Where Research Meets Responsibility
At a moment when societies around the world are grappling with uncertainty, trauma, and rapid change, universities are being called upon to do more than educate. They must engage. They must respond. And they must help repair what has been broken.
At Bar-Ilan University, this responsibility is not an add-on to academic life; it is foundational and what sets us apart. Alongside world-class research and rigorous scholarship, Bar-Ilan advances what the institution refers to as its “Third Mission”—contributing to society and strengthening Jewish-cultural resilience. Combining knowledge, expertise, and values as a vehicle for social change, this institutional model insists that excellence and impact are inseparable.
It is a mission that is visible in Bar-Ilan’s response to real-world needs: from resilience-building initiatives that support wounded soldiers and trauma-affected communities, to academic programs that translate psychological research into healing frameworks, and interdisciplinary efforts that bring scholars, practitioners, and students together in moments of national and global challenge.
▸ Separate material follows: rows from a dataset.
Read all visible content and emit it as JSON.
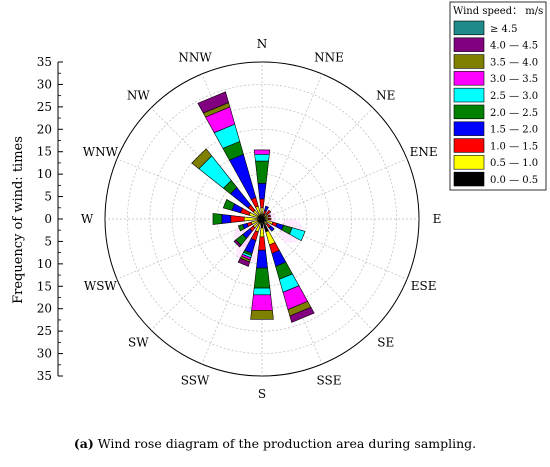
{
  "chart_data": {
    "type": "wind-rose",
    "ylabel": "Frequency of wind: times",
    "r_ticks": [
      0,
      5,
      10,
      15,
      20,
      25,
      30,
      35
    ],
    "r_max": 35,
    "directions": [
      "N",
      "NNE",
      "NE",
      "ENE",
      "E",
      "ESE",
      "SE",
      "SSE",
      "S",
      "SSW",
      "SW",
      "WSW",
      "W",
      "WNW",
      "NW",
      "NNW"
    ],
    "legend_title": "Wind speed： m/s",
    "bins": [
      {
        "label": "≥ 4.5",
        "color": "#1f8a8a"
      },
      {
        "label": "4.0 — 4.5",
        "color": "#800080"
      },
      {
        "label": "3.5 — 4.0",
        "color": "#808000"
      },
      {
        "label": "3.0 — 3.5",
        "color": "#ff00ff"
      },
      {
        "label": "2.5 — 3.0",
        "color": "#00ffff"
      },
      {
        "label": "2.0 — 2.5",
        "color": "#008000"
      },
      {
        "label": "1.5 — 2.0",
        "color": "#0000ff"
      },
      {
        "label": "1.0 — 1.5",
        "color": "#ff0000"
      },
      {
        "label": "0.5 — 1.0",
        "color": "#ffff00"
      },
      {
        "label": "0.0 — 0.5",
        "color": "#000000"
      }
    ],
    "series": [
      {
        "direction": "N",
        "values": [
          0,
          0,
          0,
          1,
          1.5,
          5,
          3.5,
          2,
          1.5,
          1
        ]
      },
      {
        "direction": "NNE",
        "values": [
          0,
          0,
          0,
          0,
          0,
          0,
          1,
          1,
          0.5,
          0.5
        ]
      },
      {
        "direction": "NE",
        "values": [
          0,
          0,
          0,
          0,
          0,
          0,
          0,
          1,
          1,
          0.5
        ]
      },
      {
        "direction": "ENE",
        "values": [
          0,
          0,
          0,
          0,
          0,
          0,
          0,
          0.5,
          1,
          0.5
        ]
      },
      {
        "direction": "E",
        "values": [
          0,
          0,
          0,
          0,
          0,
          0,
          0,
          0.5,
          1,
          0.5
        ]
      },
      {
        "direction": "ESE",
        "values": [
          0,
          0,
          0,
          0,
          3,
          2,
          1.5,
          1,
          1.5,
          1
        ]
      },
      {
        "direction": "SE",
        "values": [
          0,
          0,
          0,
          0,
          0,
          0,
          1,
          1,
          1,
          0.5
        ]
      },
      {
        "direction": "SSE",
        "values": [
          0,
          1.5,
          1.5,
          4,
          3,
          3,
          3,
          2,
          3,
          3
        ]
      },
      {
        "direction": "S",
        "values": [
          0,
          0,
          2,
          3.5,
          1.5,
          4.5,
          4,
          3,
          2,
          2
        ]
      },
      {
        "direction": "SSW",
        "values": [
          0,
          1,
          0.5,
          0.5,
          0.5,
          0.5,
          3,
          2,
          2,
          1
        ]
      },
      {
        "direction": "SW",
        "values": [
          0,
          0.5,
          0,
          0,
          0,
          2,
          2,
          1,
          1.5,
          1
        ]
      },
      {
        "direction": "WSW",
        "values": [
          0,
          0,
          0,
          0,
          0,
          1,
          1,
          1,
          1.5,
          1
        ]
      },
      {
        "direction": "W",
        "values": [
          0,
          0,
          0,
          0,
          0,
          2,
          2,
          3,
          3,
          1
        ]
      },
      {
        "direction": "WNW",
        "values": [
          0,
          0,
          0,
          0,
          0,
          2,
          2,
          2,
          2,
          1
        ]
      },
      {
        "direction": "NW",
        "values": [
          0,
          0,
          2,
          0,
          7,
          2,
          5,
          1.5,
          1.5,
          1
        ]
      },
      {
        "direction": "NNW",
        "values": [
          0,
          2.5,
          1,
          4,
          4,
          3,
          10,
          2,
          2,
          1
        ]
      }
    ]
  },
  "caption": {
    "prefix": "(a)",
    "text": " Wind rose diagram of the production area during sampling."
  }
}
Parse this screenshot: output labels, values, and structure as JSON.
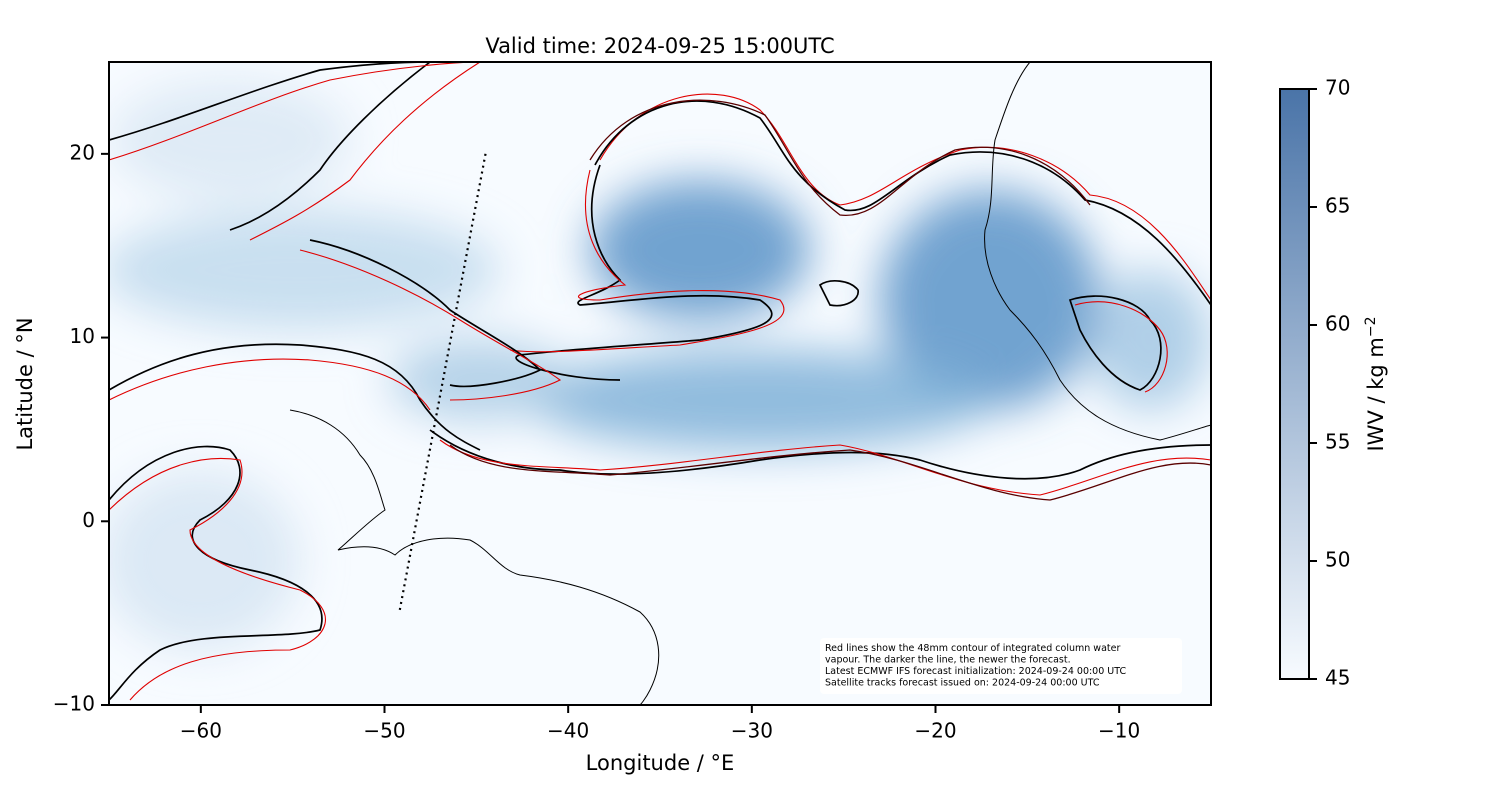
{
  "chart_data": {
    "type": "map",
    "title": "Valid time: 2024-09-25 15:00UTC",
    "x_label": "Longitude / °E",
    "y_label": "Latitude / °N",
    "xlim": [
      -65,
      -5
    ],
    "ylim": [
      -10,
      25
    ],
    "xticks": [
      {
        "value": -60,
        "label": "−60"
      },
      {
        "value": -50,
        "label": "−50"
      },
      {
        "value": -40,
        "label": "−40"
      },
      {
        "value": -30,
        "label": "−30"
      },
      {
        "value": -20,
        "label": "−20"
      },
      {
        "value": -10,
        "label": "−10"
      }
    ],
    "yticks": [
      {
        "value": -10,
        "label": "−10"
      },
      0,
      10,
      20
    ],
    "colorbar": {
      "label": "IWV / kg m",
      "label_exponent": "−2",
      "lim": [
        45,
        70
      ],
      "ticks": [
        45,
        50,
        55,
        60,
        65,
        70
      ],
      "colors": [
        "#f7fbff",
        "#4a74a8"
      ]
    },
    "satellite_track": {
      "lon": [
        -44.5,
        -49.2
      ],
      "lat": [
        20,
        -5
      ]
    },
    "annotation": [
      "Red lines show the 48mm contour of integrated column water",
      "vapour. The darker the line, the newer the forecast.",
      "Latest ECMWF IFS forecast initialization: 2024-09-24 00:00 UTC",
      "Satellite tracks forecast issued on: 2024-09-24 00:00 UTC"
    ]
  }
}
The Third Mission asks a simple but powerful question: How does what we know help others live better, stronger lives?
One young researcher who reflects this ethos is Shany Cohen, a PhD student in Bar-Ilan’s Faculty of Engineering. Shany works in electro-optics, designing advanced meta-optic devices—flat, high-performance optical components that could one day transform cameras, autonomous systems, and space technologies. Her work exemplifies the university’s commitment to research excellence with real-world application.
Yet Shany’s story is not defined by research alone. Alongside her academic work, she has organized seminars to support fellow graduate students, tutored undergraduate students during reserve military service, and volunteered to help deliver Shabbat meals to families in need. For her, intellectual rigor and responsibility to others are not competing values—they are mutually reinforcing.
Shany is a recipient of the Mordecai z”l and Monique Katz Graduate Fellowship Scholarship, an award that reflects a profoundly Bar-Ilan vision of education. Established in honor of Drs. Mordecai and Monique Katz, the fellowship recognizes not only academic achievement, but character, leadership, and commitment to community.
For nearly three decades, the Katzes were pillars of the Bar-Ilan family. Mordecai Katz served as Chairman of Bar-Ilan’s Board of Trustees, helping guide the university through periods of remarkable growth. Together, they invested deeply in Bar-Ilan—supporting scholarships, research, and major campus initiatives—driven by a belief that the future is built by empowering people of integrity and vision.
Their philanthropy was never about recognition. It was about continuity: ensuring that promising students could pursue their work without financial constraint, and that the university could continue to educate leaders grounded in both excellence and values. Through the Katz Fellowship, that legacy lives on—not as a monument, but as momentum.
This is how Bar-Ilan’s Third Mission takes shape: through research that addresses real needs, through students who understand leadership as service, and through donors who recognize that the most meaningful investments are in human potential.
At American Friends of Bar-Ilan University, we are proud to steward partnerships that make this work possible. We see, time and again, how philanthropic vision—like that of the Katz family—intersects with academic purpose to produce impact that ripples outward, from individual lives to communities to societies.
Bar-Ilan University does not ask whether it should engage with the world’s challenges. It assumes that responsibility—and acts on it. That is the power of a university guided not only by knowledge, but by mission. And it is why Bar-Ilan continues to be a source of light, resilience, and leadership in an ever-changing world.